A segunda pergunta que todo gestor deveria fazer a si mesmo é: qual seria meu comportamento em situações de crise? Como será meu processo decisório? E minha linha de ação? A mais voltada para reduzir os riscos e ameaças, ou para rentabilizar as oportunidades? Ou ambas?
As decisões que delimitam nossas vidas são as mesmas que delimitam a vida das organizações.
Tomadas consciente ou inconscientemente, com boas ou más conseqüências, as decisões representam a principal ferramenta utilizada para lidar com as oportunidades, riscos, desafios e incertezas de nossas existências.

A necessidade de fazer uma escolha decisiva apresenta riscos de ansiedade, confusão, dúvida, erro, arrependimento, embaraço, perda e ainda nos expõe ao julgamento dos demais.

Sabendo identificar o comportamento típico a adotar, será sempre possível aperfeiçoá-lo.
O descortinar dessa possibilidade se mostra importante, porque a tipologia do comportamento adotado perante a crise irá direcionar as ações estratégicas e vai interferir nos resultados da organização.

As dolorosas revoluções que, nas últimas décadas, já ocorreram em tantas organizações refletem a incapacidade dos gestores de acompanhar o ritmo acelerado das mudanças no mundo globalizado.

A maioria dos gestores só considera a possibilidade de investir na regeneração da estratégia, quando os processos tradicionais não são mais capazes de deter o declínio da organização.
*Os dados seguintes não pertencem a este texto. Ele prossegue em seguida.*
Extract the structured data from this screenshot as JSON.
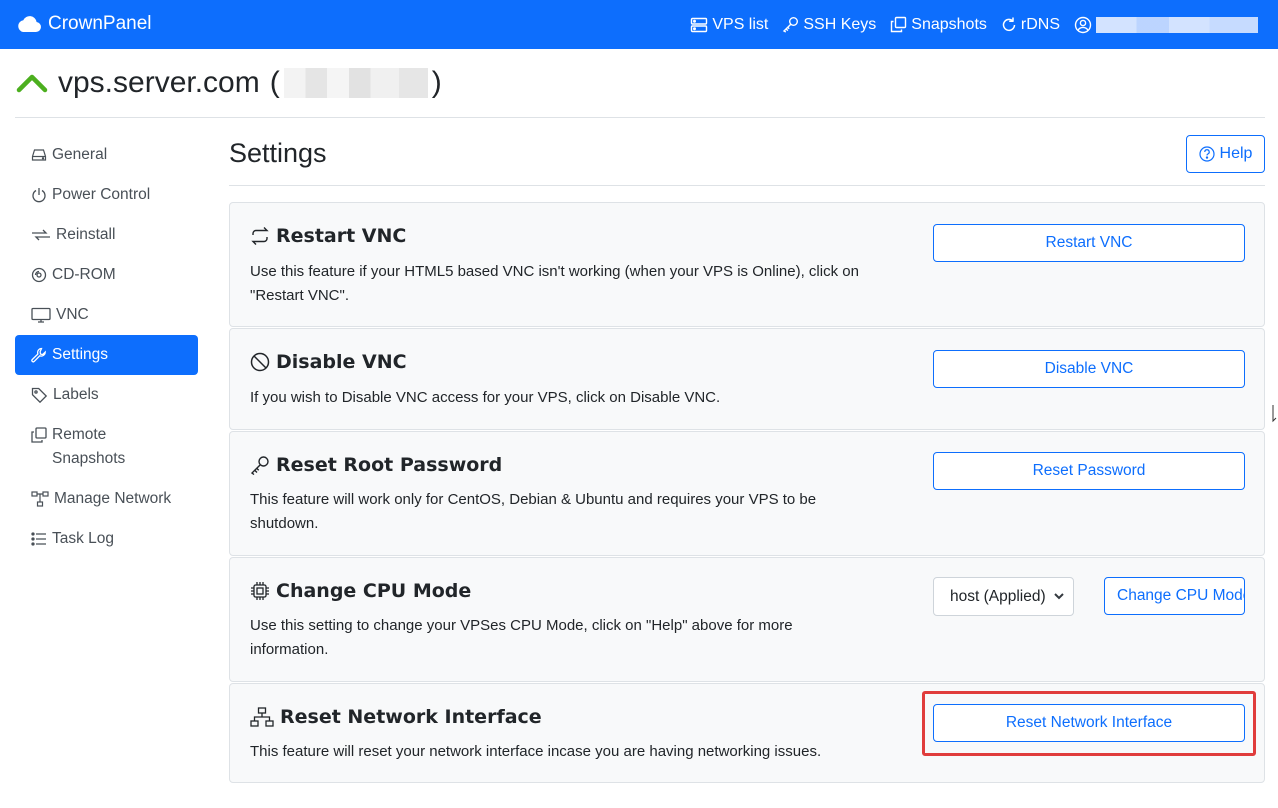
{
  "navbar": {
    "brand": "CrownPanel",
    "links": [
      {
        "label": "VPS list",
        "icon": "server-icon"
      },
      {
        "label": "SSH Keys",
        "icon": "key-icon"
      },
      {
        "label": "Snapshots",
        "icon": "copy-icon"
      },
      {
        "label": "rDNS",
        "icon": "refresh-icon"
      }
    ],
    "user_icon": "user-circle-icon"
  },
  "header": {
    "hostname": "vps.server.com",
    "open_paren": "(",
    "close_paren": ")",
    "status_icon": "chevron-up-icon",
    "status_color": "#4caf1f"
  },
  "sidebar": {
    "items": [
      {
        "label": "General",
        "icon": "hdd-icon"
      },
      {
        "label": "Power Control",
        "icon": "power-icon"
      },
      {
        "label": "Reinstall",
        "icon": "arrows-icon"
      },
      {
        "label": "CD-ROM",
        "icon": "disc-icon"
      },
      {
        "label": "VNC",
        "icon": "display-icon"
      },
      {
        "label": "Settings",
        "icon": "wrench-icon",
        "active": true
      },
      {
        "label": "Labels",
        "icon": "tag-icon"
      },
      {
        "label": "Remote Snapshots",
        "icon": "copy-icon"
      },
      {
        "label": "Manage Network",
        "icon": "diagram-icon"
      },
      {
        "label": "Task Log",
        "icon": "list-icon"
      }
    ]
  },
  "main": {
    "title": "Settings",
    "help_label": "Help",
    "cards": [
      {
        "title": "Restart VNC",
        "icon": "arrow-repeat-icon",
        "desc": "Use this feature if your HTML5 based VNC isn't working (when your VPS is Online), click on \"Restart VNC\".",
        "button": "Restart VNC"
      },
      {
        "title": "Disable VNC",
        "icon": "slash-circle-icon",
        "desc": "If you wish to Disable VNC access for your VPS, click on Disable VNC.",
        "button": "Disable VNC"
      },
      {
        "title": "Reset Root Password",
        "icon": "key-icon",
        "desc": "This feature will work only for CentOS, Debian & Ubuntu and requires your VPS to be shutdown.",
        "button": "Reset Password"
      },
      {
        "title": "Change CPU Mode",
        "icon": "cpu-icon",
        "desc": "Use this setting to change your VPSes CPU Mode, click on \"Help\" above for more information.",
        "select_value": "host (Applied)",
        "button": "Change CPU Mode"
      },
      {
        "title": "Reset Network Interface",
        "icon": "diagram-icon",
        "desc": "This feature will reset your network interface incase you are having networking issues.",
        "button": "Reset Network Interface"
      }
    ]
  },
  "colors": {
    "primary": "#0d6efd",
    "highlight": "#e03c3c"
  }
}
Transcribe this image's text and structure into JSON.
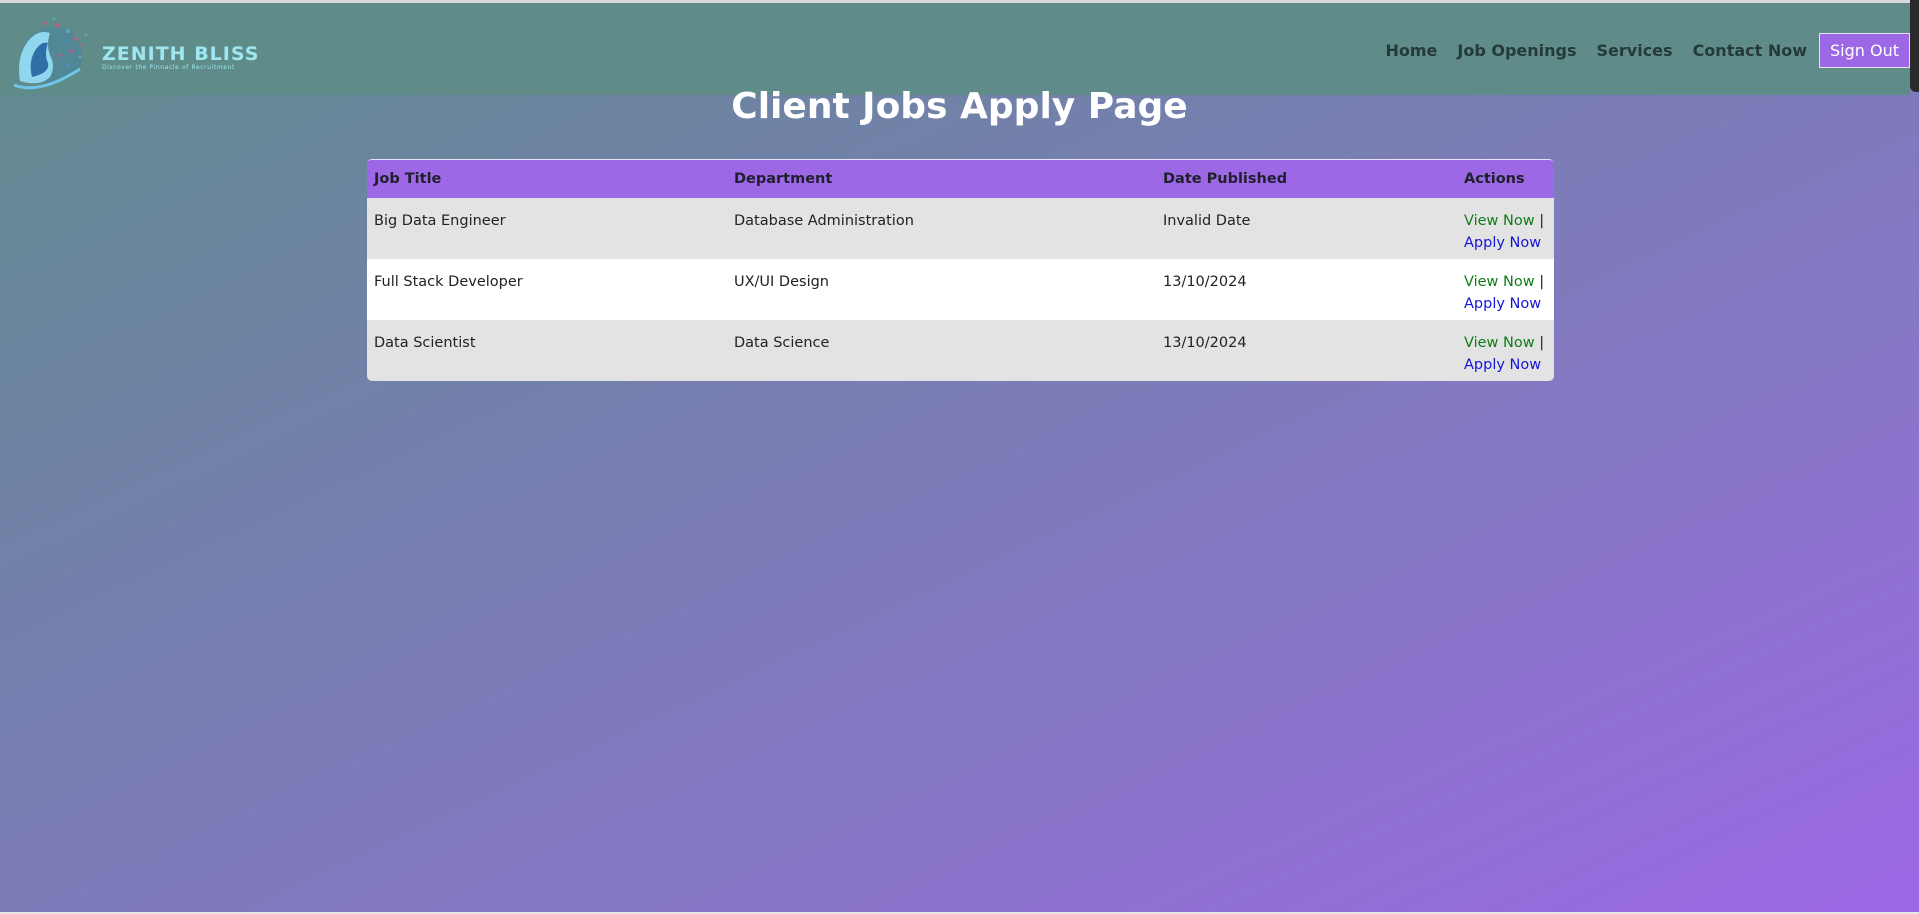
{
  "brand": {
    "name": "ZENITH BLISS",
    "tagline": "Discover the Pinnacle of Recruitment"
  },
  "nav": {
    "items": [
      "Home",
      "Job Openings",
      "Services",
      "Contact Now"
    ],
    "signout_label": "Sign Out"
  },
  "page": {
    "title": "Client Jobs Apply Page"
  },
  "table": {
    "headers": [
      "Job Title",
      "Department",
      "Date Published",
      "Actions"
    ],
    "rows": [
      {
        "title": "Big Data Engineer",
        "department": "Database Administration",
        "date": "Invalid Date"
      },
      {
        "title": "Full Stack Developer",
        "department": "UX/UI Design",
        "date": "13/10/2024"
      },
      {
        "title": "Data Scientist",
        "department": "Data Science",
        "date": "13/10/2024"
      }
    ],
    "view_label": "View Now",
    "separator": "|",
    "apply_label": "Apply Now"
  },
  "colors": {
    "header_bg": "#5f8c88",
    "accent": "#9d68e6",
    "view_link": "#0e7d16",
    "apply_link": "#1515d6"
  },
  "icons": {
    "logo": "brain-network-head-logo"
  }
}
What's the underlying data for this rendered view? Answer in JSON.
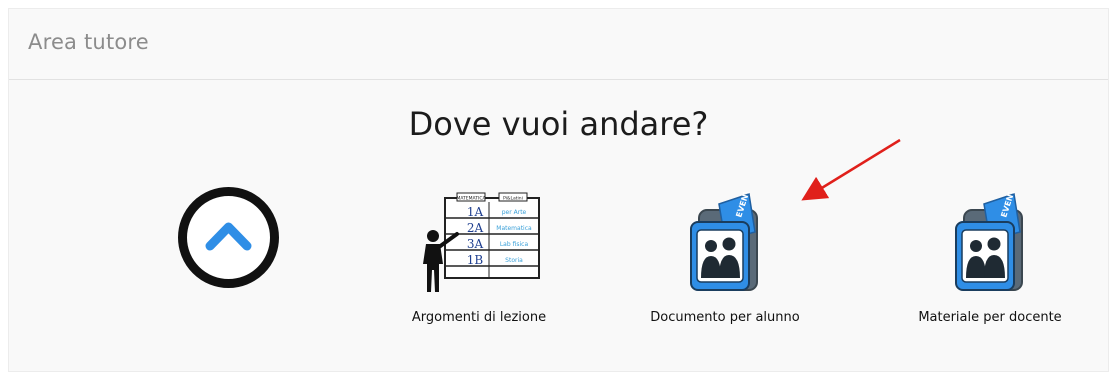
{
  "panel": {
    "title": "Area tutore"
  },
  "main": {
    "heading": "Dove vuoi andare?"
  },
  "tiles": [
    {
      "label": "Argomenti di lezione",
      "icon": "classroom-schedule-icon"
    },
    {
      "label": "Documento per alunno",
      "icon": "student-event-badge-icon"
    },
    {
      "label": "Materiale per docente",
      "icon": "teacher-event-badge-icon"
    }
  ],
  "schedule_board": {
    "header_left": "MATEMATICA",
    "header_right": "Pi&Latini",
    "rows": [
      {
        "class": "1A",
        "subject": "per Arte"
      },
      {
        "class": "2A",
        "subject": "Matematica"
      },
      {
        "class": "3A",
        "subject": "Lab fisica"
      },
      {
        "class": "1B",
        "subject": "Storia"
      }
    ]
  },
  "badge_text": "EVENT",
  "colors": {
    "accent_blue": "#2f8ee6",
    "icon_dark": "#1f4e79",
    "annotation_red": "#e0201b"
  }
}
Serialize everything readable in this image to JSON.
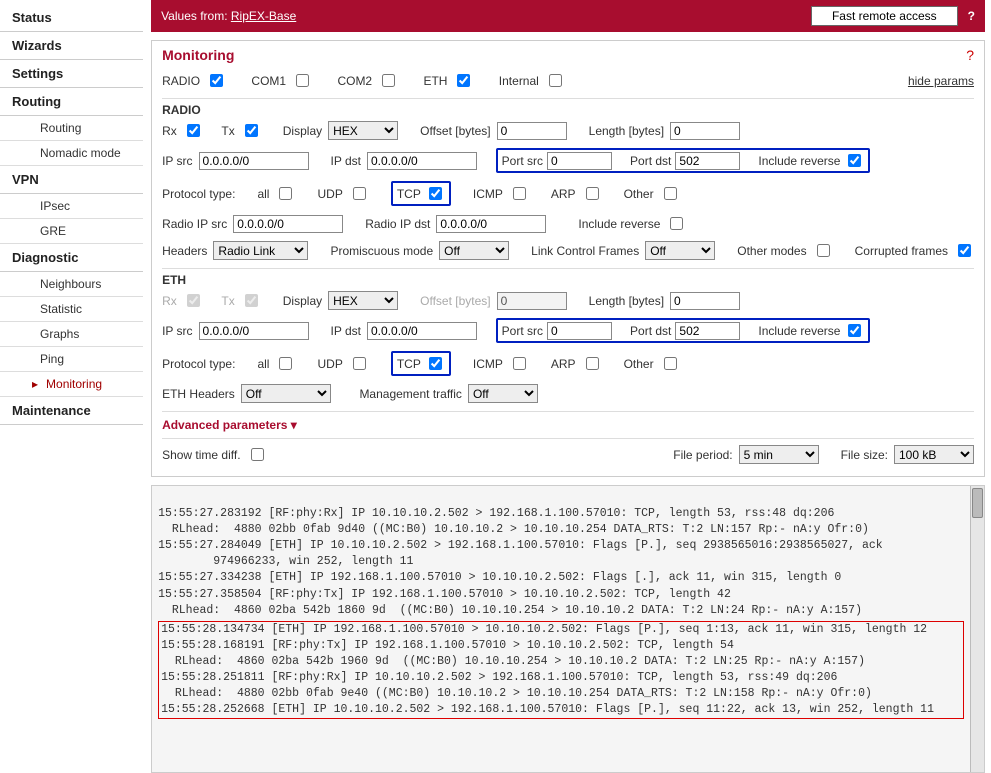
{
  "sidebar": {
    "items": [
      {
        "label": "Status",
        "type": "top"
      },
      {
        "label": "Wizards",
        "type": "top"
      },
      {
        "label": "Settings",
        "type": "top"
      },
      {
        "label": "Routing",
        "type": "top"
      },
      {
        "label": "Routing",
        "type": "sub"
      },
      {
        "label": "Nomadic mode",
        "type": "sub"
      },
      {
        "label": "VPN",
        "type": "top"
      },
      {
        "label": "IPsec",
        "type": "sub"
      },
      {
        "label": "GRE",
        "type": "sub"
      },
      {
        "label": "Diagnostic",
        "type": "top"
      },
      {
        "label": "Neighbours",
        "type": "sub"
      },
      {
        "label": "Statistic",
        "type": "sub"
      },
      {
        "label": "Graphs",
        "type": "sub"
      },
      {
        "label": "Ping",
        "type": "sub"
      },
      {
        "label": "Monitoring",
        "type": "sub",
        "active": true
      },
      {
        "label": "Maintenance",
        "type": "top"
      }
    ]
  },
  "topbar": {
    "values_from_label": "Values from:",
    "values_from_link": "RipEX-Base",
    "fast_remote": "Fast remote access",
    "help": "?"
  },
  "panel": {
    "title": "Monitoring",
    "help": "?",
    "hide_params": "hide params",
    "interfaces": {
      "radio": "RADIO",
      "com1": "COM1",
      "com2": "COM2",
      "eth": "ETH",
      "internal": "Internal"
    },
    "interfaces_checked": {
      "radio": true,
      "com1": false,
      "com2": false,
      "eth": true,
      "internal": false
    },
    "radio_header": "RADIO",
    "eth_header": "ETH",
    "labels": {
      "rx": "Rx",
      "tx": "Tx",
      "display": "Display",
      "offset": "Offset [bytes]",
      "length": "Length [bytes]",
      "ip_src": "IP src",
      "ip_dst": "IP dst",
      "port_src": "Port src",
      "port_dst": "Port dst",
      "include_reverse": "Include reverse",
      "protocol_type": "Protocol type:",
      "all": "all",
      "udp": "UDP",
      "tcp": "TCP",
      "icmp": "ICMP",
      "arp": "ARP",
      "other": "Other",
      "radio_ip_src": "Radio IP src",
      "radio_ip_dst": "Radio IP dst",
      "headers": "Headers",
      "promiscuous": "Promiscuous mode",
      "link_control": "Link Control Frames",
      "other_modes": "Other modes",
      "corrupted": "Corrupted frames",
      "eth_headers": "ETH Headers",
      "mgmt_traffic": "Management traffic",
      "adv_params": "Advanced parameters",
      "show_time_diff": "Show time diff.",
      "file_period": "File period:",
      "file_size": "File size:"
    },
    "radio": {
      "rx": true,
      "tx": true,
      "display": "HEX",
      "offset": "0",
      "length": "0",
      "ip_src": "0.0.0.0/0",
      "ip_dst": "0.0.0.0/0",
      "port_src": "0",
      "port_dst": "502",
      "include_reverse": true,
      "proto": {
        "all": false,
        "udp": false,
        "tcp": true,
        "icmp": false,
        "arp": false,
        "other": false
      },
      "radio_ip_src": "0.0.0.0/0",
      "radio_ip_dst": "0.0.0.0/0",
      "radio_include_reverse": false,
      "headers": "Radio Link",
      "promiscuous": "Off",
      "link_control": "Off",
      "other_modes": false,
      "corrupted": true
    },
    "eth": {
      "rx": true,
      "tx": true,
      "display": "HEX",
      "offset": "0",
      "length": "0",
      "ip_src": "0.0.0.0/0",
      "ip_dst": "0.0.0.0/0",
      "port_src": "0",
      "port_dst": "502",
      "include_reverse": true,
      "proto": {
        "all": false,
        "udp": false,
        "tcp": true,
        "icmp": false,
        "arp": false,
        "other": false
      },
      "eth_headers": "Off",
      "mgmt_traffic": "Off"
    },
    "footer": {
      "show_time_diff": false,
      "file_period": "5 min",
      "file_size": "100 kB"
    }
  },
  "log_lines": [
    "15:55:27.283192 [RF:phy:Rx] IP 10.10.10.2.502 > 192.168.1.100.57010: TCP, length 53, rss:48 dq:206",
    "  RLhead:  4880 02bb 0fab 9d40 ((MC:B0) 10.10.10.2 > 10.10.10.254 DATA_RTS: T:2 LN:157 Rp:- nA:y Ofr:0)",
    "15:55:27.284049 [ETH] IP 10.10.10.2.502 > 192.168.1.100.57010: Flags [P.], seq 2938565016:2938565027, ack ",
    "        974966233, win 252, length 11",
    "15:55:27.334238 [ETH] IP 192.168.1.100.57010 > 10.10.10.2.502: Flags [.], ack 11, win 315, length 0",
    "15:55:27.358504 [RF:phy:Tx] IP 192.168.1.100.57010 > 10.10.10.2.502: TCP, length 42",
    "  RLhead:  4860 02ba 542b 1860 9d  ((MC:B0) 10.10.10.254 > 10.10.10.2 DATA: T:2 LN:24 Rp:- nA:y A:157)"
  ],
  "log_lines_hl": [
    "15:55:28.134734 [ETH] IP 192.168.1.100.57010 > 10.10.10.2.502: Flags [P.], seq 1:13, ack 11, win 315, length 12",
    "15:55:28.168191 [RF:phy:Tx] IP 192.168.1.100.57010 > 10.10.10.2.502: TCP, length 54",
    "  RLhead:  4860 02ba 542b 1960 9d  ((MC:B0) 10.10.10.254 > 10.10.10.2 DATA: T:2 LN:25 Rp:- nA:y A:157)",
    "15:55:28.251811 [RF:phy:Rx] IP 10.10.10.2.502 > 192.168.1.100.57010: TCP, length 53, rss:49 dq:206",
    "  RLhead:  4880 02bb 0fab 9e40 ((MC:B0) 10.10.10.2 > 10.10.10.254 DATA_RTS: T:2 LN:158 Rp:- nA:y Ofr:0)",
    "15:55:28.252668 [ETH] IP 10.10.10.2.502 > 192.168.1.100.57010: Flags [P.], seq 11:22, ack 13, win 252, length 11"
  ]
}
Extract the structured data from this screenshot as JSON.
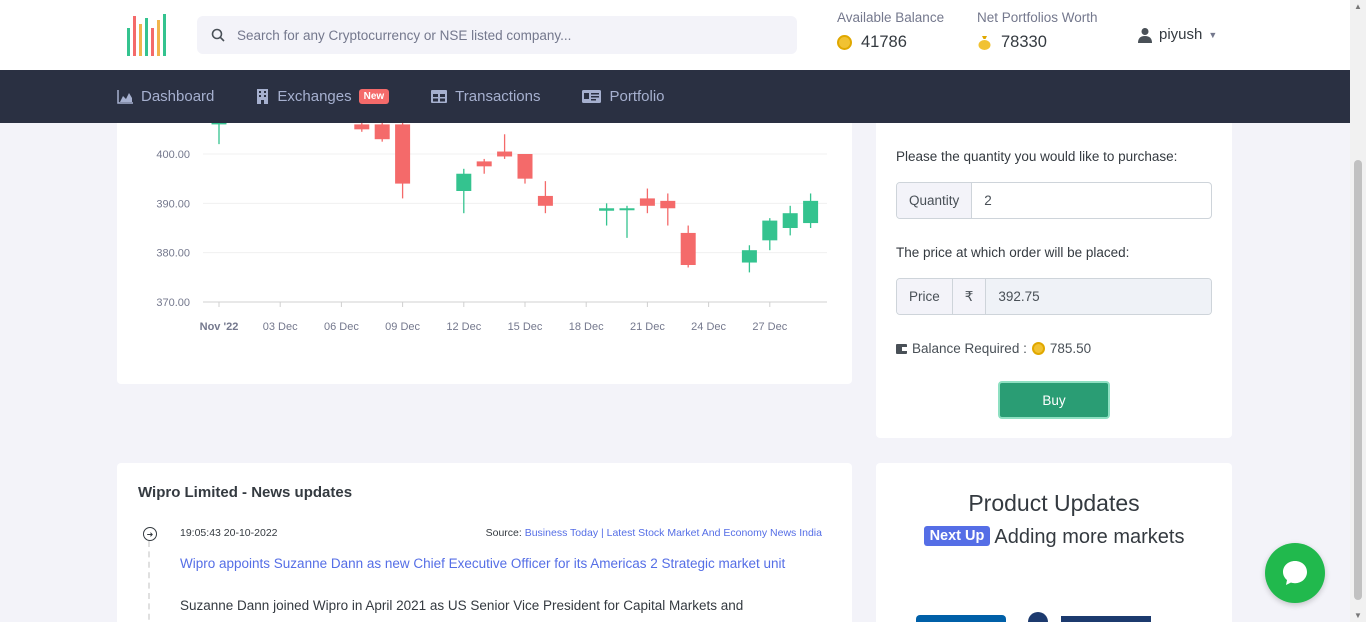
{
  "search": {
    "placeholder": "Search for any Cryptocurrency or NSE listed company..."
  },
  "balances": {
    "available_label": "Available Balance",
    "available_value": "41786",
    "net_label": "Net Portfolios Worth",
    "net_value": "78330"
  },
  "user": {
    "name": "piyush"
  },
  "nav": {
    "dashboard": "Dashboard",
    "exchanges": "Exchanges",
    "exchanges_badge": "New",
    "transactions": "Transactions",
    "portfolio": "Portfolio"
  },
  "chart_data": {
    "type": "candlestick",
    "y_ticks": [
      "400.00",
      "390.00",
      "380.00",
      "370.00"
    ],
    "x_ticks": [
      "Nov '22",
      "03 Dec",
      "06 Dec",
      "09 Dec",
      "12 Dec",
      "15 Dec",
      "18 Dec",
      "21 Dec",
      "24 Dec",
      "27 Dec"
    ],
    "ylim": [
      370,
      407
    ],
    "colors": {
      "up": "#34c38f",
      "down": "#f46a6a"
    },
    "candles": [
      {
        "x": 0,
        "open": 406,
        "close": 406.5,
        "high": 407,
        "low": 402
      },
      {
        "x": 7,
        "open": 406,
        "close": 405,
        "high": 407,
        "low": 404.5
      },
      {
        "x": 8,
        "open": 406,
        "close": 403,
        "high": 407,
        "low": 402.5
      },
      {
        "x": 9,
        "open": 406,
        "close": 394,
        "high": 406.5,
        "low": 391
      },
      {
        "x": 12,
        "open": 392.5,
        "close": 396,
        "high": 397,
        "low": 388
      },
      {
        "x": 13,
        "open": 398.5,
        "close": 397.5,
        "high": 399,
        "low": 396
      },
      {
        "x": 14,
        "open": 400.5,
        "close": 399.5,
        "high": 404,
        "low": 399
      },
      {
        "x": 15,
        "open": 400,
        "close": 395,
        "high": 400,
        "low": 394
      },
      {
        "x": 16,
        "open": 391.5,
        "close": 389.5,
        "high": 394.5,
        "low": 388
      },
      {
        "x": 19,
        "open": 388.5,
        "close": 389,
        "high": 390,
        "low": 385.5
      },
      {
        "x": 20,
        "open": 389,
        "close": 389,
        "high": 389.5,
        "low": 383
      },
      {
        "x": 21,
        "open": 391,
        "close": 389.5,
        "high": 393,
        "low": 388
      },
      {
        "x": 22,
        "open": 390.5,
        "close": 389,
        "high": 392,
        "low": 385.5
      },
      {
        "x": 23,
        "open": 384,
        "close": 377.5,
        "high": 385.5,
        "low": 377
      },
      {
        "x": 26,
        "open": 378,
        "close": 380.5,
        "high": 381.5,
        "low": 376
      },
      {
        "x": 27,
        "open": 382.5,
        "close": 386.5,
        "high": 387,
        "low": 380.5
      },
      {
        "x": 28,
        "open": 385,
        "close": 388,
        "high": 389.5,
        "low": 383.5
      },
      {
        "x": 29,
        "open": 386,
        "close": 390.5,
        "high": 392,
        "low": 385
      }
    ]
  },
  "order": {
    "quantity_prompt": "Please the quantity you would like to purchase:",
    "quantity_label": "Quantity",
    "quantity_value": "2",
    "price_prompt": "The price at which order will be placed:",
    "price_label": "Price",
    "currency_symbol": "₹",
    "price_value": "392.75",
    "balance_required_label": "Balance Required :",
    "balance_required_value": "785.50",
    "buy_label": "Buy"
  },
  "news": {
    "title": "Wipro Limited - News updates",
    "items": [
      {
        "time": "19:05:43 20-10-2022",
        "source_label": "Source:",
        "source_name": "Business Today | Latest Stock Market And Economy News India",
        "headline": "Wipro appoints Suzanne Dann as new Chief Executive Officer for its Americas 2 Strategic market unit",
        "body": "Suzanne Dann joined Wipro in April 2021 as US Senior Vice President for Capital Markets and"
      }
    ]
  },
  "product_updates": {
    "title": "Product Updates",
    "badge": "Next Up",
    "text": "Adding more markets"
  },
  "icons": {
    "search": "search-icon",
    "user": "user-icon",
    "chat": "chat-icon"
  }
}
Nenhuma estratégia será suficiente por si só se não envolve a pessoas que a viabilizam, levando ao objetivo estabelecido, o sucesso. Práticas como reestruturação, programas de qualidade, empoderamento dos funcionários e tudo o mais têm o mesmo objetivo, o sucesso.

A estratégia só será construída através do esforço conjunto da hierarquia da experiência (passado) e a força da imaginação (futuro).

A busca da eficiência operacional não substitui a imaginação e criação do futuro e nem garantirá o sucesso de uma organização que não repensar e regenerar suas principais estratégias.

Infelizmente, a reflexão profunda sobre o futuro e como reformulá-lo só ocorre quando o sucesso atual se encontra em franca corrosão, ou, às vezes quando já se chegou ao fundo do poço. Afinal, onde queremos chegar?